Structural and Functional Characterization of the Human Perlecan Gene Promoter: TRANSCRIPTIONAL ACTIVATION BY TRANSFORMING GROWTH FACTOR-β VIA A NUCLEAR FACTOR 1-BINDING ELEMENT

Abstract

Perlecan, a modular heparan sulfate proteoglycan of basement membranes and cell surfaces, plays a crucial role in regulating the assembly of extracellular matrices and the binding of nutrients and growth factors to target cells. To achieve a molecular understanding of perlecan gene regulation, we isolated the 5'-flanking region and investigated its functional promoter activity and its response to cytokines. Transient cell transfection assays, using plasmid constructs harboring the perlecan promoter linked to the chloramphenicol acetyltransferase reporter gene, demonstrated that the largest approximately 2.5-kilobase construct contained maximal promoter activity. This promoter region was functionally active in a variety of cells of diverse histogenetic origin, thus corroborating the widespread expression of this gene product. Stepwise 5' deletion analyses demonstrated that the -461-base pair (bp) proximal promoter retained approximately 90% of the total activity, and internal deletions confirmed that the most proximal sequence was essential for proper promoter activity. Nanomolar amounts of transforming growth factor-beta induced 2-3-fold perlecan mRNA and protein core levels in normal human skin fibroblasts, and this induction was transcriptionally regulated; in contrast, tumor necrosis factor-alpha had no effect and was incapable of counteracting the effects of TGF-beta.
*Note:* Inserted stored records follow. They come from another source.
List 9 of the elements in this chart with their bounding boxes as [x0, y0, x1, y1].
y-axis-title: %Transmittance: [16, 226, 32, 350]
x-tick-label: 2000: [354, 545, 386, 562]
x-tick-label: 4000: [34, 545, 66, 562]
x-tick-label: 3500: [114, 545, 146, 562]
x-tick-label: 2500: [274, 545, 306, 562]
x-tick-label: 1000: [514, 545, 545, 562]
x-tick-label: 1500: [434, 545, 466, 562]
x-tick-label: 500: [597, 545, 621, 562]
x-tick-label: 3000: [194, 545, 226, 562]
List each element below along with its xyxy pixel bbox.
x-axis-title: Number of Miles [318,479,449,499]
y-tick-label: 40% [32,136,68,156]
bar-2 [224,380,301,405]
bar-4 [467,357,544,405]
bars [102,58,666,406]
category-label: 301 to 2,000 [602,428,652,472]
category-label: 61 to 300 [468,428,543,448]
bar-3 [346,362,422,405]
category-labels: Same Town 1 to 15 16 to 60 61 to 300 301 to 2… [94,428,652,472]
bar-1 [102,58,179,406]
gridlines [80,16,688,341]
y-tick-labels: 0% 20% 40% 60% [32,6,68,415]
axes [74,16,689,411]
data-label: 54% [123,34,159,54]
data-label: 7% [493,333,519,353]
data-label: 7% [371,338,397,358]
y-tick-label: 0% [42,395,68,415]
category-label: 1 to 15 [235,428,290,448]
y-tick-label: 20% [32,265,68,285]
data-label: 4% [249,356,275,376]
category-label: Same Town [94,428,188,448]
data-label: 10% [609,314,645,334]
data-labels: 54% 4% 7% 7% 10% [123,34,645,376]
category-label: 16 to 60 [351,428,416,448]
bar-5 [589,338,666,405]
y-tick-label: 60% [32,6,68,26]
Using additional 5' deletions and DNase footprinting analyses, we mapped the TGF-beta responsive region to a sequence of 177 bp contained between -461 and -285. This region harbored a 14-bp element similar to a TGF-beta-responsive element present in the promoters of collagen alpha1(I), alpha2(I), elastin, and growth hormone. Electrophoretic mobility shift assays and mutational analyses demonstrated that the perlecan TGF-beta-responsive element bound specifically to TGF-beta-inducible nuclear proteins with high affinity for NF-1 member(s) of transcription factors.